American suffragist and professor

Harriet Elizabeth Grim (February 25, 1881 – September 7, 1967) was an American suffragist and professor of speech. She was known for being a skilled orator. She traveled through the Midwest urging states to adopt their own equal suffrage amendments.

== Early life and education ==
Grim was born in Fulton, Illinois, the daughter of Ephraim Wages Grim and Elizabeth Jones. She attended high school in Canton, Illinois. She entered college in 1904 at the University of Chicago, where she was an honor student in sociology and speech. Around 1907, she traveled to Europe to study the women's suffrage movement.

She earned as master's degree from the University of Wisconsin, followed by a doctorate in 1938.

== Career ==
=== Suffragist ===
By her early twenties, Grim had already gained national attention for her work advocating for equal suffrage. She pushed the Republican Party to include an equal suffrage plank in its platform. An Iowa newspaper at the time credited Grim's oratory skills along with her youth and beauty for bringing support to the plank.

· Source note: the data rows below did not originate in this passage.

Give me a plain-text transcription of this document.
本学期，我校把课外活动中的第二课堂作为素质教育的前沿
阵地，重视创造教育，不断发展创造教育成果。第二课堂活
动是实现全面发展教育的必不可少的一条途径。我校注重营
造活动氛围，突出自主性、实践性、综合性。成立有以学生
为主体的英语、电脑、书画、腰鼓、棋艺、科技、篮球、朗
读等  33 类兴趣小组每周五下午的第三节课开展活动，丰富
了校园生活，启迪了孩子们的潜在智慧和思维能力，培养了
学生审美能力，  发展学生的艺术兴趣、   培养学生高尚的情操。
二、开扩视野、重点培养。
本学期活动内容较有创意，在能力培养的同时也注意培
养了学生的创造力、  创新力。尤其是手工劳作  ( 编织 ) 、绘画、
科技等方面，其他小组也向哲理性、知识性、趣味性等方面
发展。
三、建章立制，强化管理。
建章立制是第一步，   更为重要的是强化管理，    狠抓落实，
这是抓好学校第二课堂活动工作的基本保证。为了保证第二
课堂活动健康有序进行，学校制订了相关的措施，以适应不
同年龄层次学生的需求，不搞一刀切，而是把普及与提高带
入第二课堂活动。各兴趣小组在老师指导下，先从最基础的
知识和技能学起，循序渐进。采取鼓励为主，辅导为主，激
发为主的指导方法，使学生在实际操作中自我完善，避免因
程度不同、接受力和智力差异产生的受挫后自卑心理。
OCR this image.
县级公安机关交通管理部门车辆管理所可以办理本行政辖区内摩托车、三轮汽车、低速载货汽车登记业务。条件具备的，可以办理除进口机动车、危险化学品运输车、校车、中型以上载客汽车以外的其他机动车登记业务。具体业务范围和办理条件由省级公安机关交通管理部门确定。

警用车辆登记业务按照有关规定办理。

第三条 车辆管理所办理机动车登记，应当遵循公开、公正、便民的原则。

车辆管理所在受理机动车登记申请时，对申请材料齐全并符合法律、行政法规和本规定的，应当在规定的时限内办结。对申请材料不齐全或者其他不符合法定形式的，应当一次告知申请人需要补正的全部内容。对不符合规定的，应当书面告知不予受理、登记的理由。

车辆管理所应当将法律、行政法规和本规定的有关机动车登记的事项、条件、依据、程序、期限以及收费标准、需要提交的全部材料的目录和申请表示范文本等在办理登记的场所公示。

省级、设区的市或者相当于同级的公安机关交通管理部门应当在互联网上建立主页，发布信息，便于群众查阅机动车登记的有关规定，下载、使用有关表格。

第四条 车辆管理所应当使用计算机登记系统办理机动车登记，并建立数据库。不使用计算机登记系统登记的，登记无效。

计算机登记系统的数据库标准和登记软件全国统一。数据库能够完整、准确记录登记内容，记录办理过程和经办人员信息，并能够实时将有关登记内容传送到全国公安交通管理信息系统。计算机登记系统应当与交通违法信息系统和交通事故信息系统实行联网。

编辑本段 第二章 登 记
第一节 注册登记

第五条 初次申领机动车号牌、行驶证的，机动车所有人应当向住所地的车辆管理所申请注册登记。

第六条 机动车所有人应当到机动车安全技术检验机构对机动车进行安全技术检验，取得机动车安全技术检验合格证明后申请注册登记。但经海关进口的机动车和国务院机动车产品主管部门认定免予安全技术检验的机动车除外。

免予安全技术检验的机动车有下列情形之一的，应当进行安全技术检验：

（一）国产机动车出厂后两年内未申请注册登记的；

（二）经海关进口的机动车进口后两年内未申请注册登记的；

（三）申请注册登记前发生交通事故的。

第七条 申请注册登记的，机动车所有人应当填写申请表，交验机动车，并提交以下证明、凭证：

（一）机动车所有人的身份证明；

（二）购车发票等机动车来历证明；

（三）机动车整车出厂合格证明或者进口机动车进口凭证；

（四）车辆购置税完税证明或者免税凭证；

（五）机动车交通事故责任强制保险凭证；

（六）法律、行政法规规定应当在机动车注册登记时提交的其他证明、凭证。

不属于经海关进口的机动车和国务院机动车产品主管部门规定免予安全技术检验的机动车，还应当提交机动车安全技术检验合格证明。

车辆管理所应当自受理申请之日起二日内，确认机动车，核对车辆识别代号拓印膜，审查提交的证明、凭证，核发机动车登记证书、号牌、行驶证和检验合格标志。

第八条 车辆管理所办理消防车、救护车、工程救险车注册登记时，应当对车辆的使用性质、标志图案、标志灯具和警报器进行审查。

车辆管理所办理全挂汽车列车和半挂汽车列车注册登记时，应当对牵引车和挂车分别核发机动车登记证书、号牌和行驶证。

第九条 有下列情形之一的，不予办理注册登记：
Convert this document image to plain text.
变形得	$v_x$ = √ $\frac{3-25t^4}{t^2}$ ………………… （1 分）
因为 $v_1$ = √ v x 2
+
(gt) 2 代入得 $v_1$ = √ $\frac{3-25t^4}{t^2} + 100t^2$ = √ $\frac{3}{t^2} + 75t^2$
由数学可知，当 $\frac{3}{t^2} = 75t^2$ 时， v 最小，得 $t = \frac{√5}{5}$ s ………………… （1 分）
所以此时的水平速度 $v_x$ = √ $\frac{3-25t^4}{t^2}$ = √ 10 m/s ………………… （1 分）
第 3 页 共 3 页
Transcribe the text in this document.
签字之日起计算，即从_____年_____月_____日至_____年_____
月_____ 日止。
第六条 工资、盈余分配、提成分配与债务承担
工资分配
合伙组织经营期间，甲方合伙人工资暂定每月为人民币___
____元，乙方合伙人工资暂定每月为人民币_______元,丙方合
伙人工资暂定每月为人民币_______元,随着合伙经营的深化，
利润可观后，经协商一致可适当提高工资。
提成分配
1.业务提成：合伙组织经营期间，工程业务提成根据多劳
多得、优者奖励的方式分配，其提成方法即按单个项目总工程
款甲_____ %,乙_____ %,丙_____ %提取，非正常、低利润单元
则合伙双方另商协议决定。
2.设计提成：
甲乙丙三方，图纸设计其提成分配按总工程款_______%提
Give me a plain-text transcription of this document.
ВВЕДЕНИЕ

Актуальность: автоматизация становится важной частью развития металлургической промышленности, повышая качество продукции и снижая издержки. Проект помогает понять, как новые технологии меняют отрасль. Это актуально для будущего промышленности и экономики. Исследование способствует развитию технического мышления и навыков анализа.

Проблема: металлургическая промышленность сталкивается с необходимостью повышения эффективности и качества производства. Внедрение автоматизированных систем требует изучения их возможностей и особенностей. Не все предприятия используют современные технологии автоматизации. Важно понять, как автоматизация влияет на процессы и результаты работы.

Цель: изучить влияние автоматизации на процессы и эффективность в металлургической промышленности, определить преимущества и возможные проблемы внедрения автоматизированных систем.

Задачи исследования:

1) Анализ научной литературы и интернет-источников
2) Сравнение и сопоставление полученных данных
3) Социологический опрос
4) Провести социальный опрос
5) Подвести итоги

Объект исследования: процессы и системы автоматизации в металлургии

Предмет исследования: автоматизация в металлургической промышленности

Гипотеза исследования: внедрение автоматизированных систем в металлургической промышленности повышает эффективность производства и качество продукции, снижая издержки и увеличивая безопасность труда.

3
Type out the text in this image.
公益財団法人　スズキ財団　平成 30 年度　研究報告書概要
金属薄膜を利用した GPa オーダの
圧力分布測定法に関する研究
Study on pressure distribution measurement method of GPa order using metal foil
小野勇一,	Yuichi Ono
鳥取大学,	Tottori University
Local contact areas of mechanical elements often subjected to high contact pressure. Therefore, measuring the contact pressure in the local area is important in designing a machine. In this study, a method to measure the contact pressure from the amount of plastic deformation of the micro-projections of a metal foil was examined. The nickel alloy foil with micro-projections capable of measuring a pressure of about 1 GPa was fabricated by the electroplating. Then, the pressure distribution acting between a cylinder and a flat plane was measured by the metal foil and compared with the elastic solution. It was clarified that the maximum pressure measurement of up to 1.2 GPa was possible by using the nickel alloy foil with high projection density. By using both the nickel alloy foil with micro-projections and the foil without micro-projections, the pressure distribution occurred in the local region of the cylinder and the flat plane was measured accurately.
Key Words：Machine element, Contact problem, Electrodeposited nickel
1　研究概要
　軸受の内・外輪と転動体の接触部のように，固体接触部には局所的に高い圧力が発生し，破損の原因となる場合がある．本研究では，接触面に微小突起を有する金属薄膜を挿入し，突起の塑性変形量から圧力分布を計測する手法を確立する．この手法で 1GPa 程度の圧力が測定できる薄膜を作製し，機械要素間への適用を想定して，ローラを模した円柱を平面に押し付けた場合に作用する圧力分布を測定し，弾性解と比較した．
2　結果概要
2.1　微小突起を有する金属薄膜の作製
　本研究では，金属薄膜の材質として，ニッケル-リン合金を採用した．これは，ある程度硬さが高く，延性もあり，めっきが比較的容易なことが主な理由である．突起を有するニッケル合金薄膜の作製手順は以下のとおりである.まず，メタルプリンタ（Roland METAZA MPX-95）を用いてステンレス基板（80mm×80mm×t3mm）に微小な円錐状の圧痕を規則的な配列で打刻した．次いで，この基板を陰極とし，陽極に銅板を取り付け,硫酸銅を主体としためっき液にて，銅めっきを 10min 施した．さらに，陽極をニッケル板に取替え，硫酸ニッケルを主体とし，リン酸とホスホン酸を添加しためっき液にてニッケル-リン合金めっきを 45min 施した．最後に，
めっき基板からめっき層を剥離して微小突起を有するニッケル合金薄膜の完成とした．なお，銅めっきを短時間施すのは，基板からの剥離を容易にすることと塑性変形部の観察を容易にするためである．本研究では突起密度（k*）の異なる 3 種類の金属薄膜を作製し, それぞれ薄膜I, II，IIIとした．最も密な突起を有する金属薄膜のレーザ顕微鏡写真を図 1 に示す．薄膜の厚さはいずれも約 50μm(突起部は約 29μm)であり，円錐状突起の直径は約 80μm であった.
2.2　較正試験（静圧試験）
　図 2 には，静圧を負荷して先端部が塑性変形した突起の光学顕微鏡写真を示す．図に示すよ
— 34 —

She "stumped Illinois using her speaking skills to win public opinion." When the Illinois state senate passed its equal suffrage bill in 1911, Grim was the only woman present. Grim worked for Wisconsin to pass a state suffrage amendment in 1912. She spent a year leading up to the vote traveling the state giving public speeches.
In 1914, she traveled to North Dakota to give speeches and urge the passage of a state suffrage amendment there.

=== Teaching career ===

In 1913, Grim became an English teacher in Darlington High School in Darlington, Wisconsin, and also purchased a car dealership in Mineral Point, Wisconsin "on the theory that a teacher should know business." She later became the school principal.

After earning her doctorate in 1938, she became a professor at the University of Wisconsin. She was appointed head of the university's speech department when Prof. Gertrude Johnson retired in 1944. Grim herself retired in 1952.

In 1927, she was appointed to the Wisconsin State Board of Control.

==Personal life==
Grim never married. In 1940 and 1950, she was living with Gertrude Johnson in Madison, Wisconsin. Grim died in 1967 in a hospital in Oconomowoc, Wisconsin.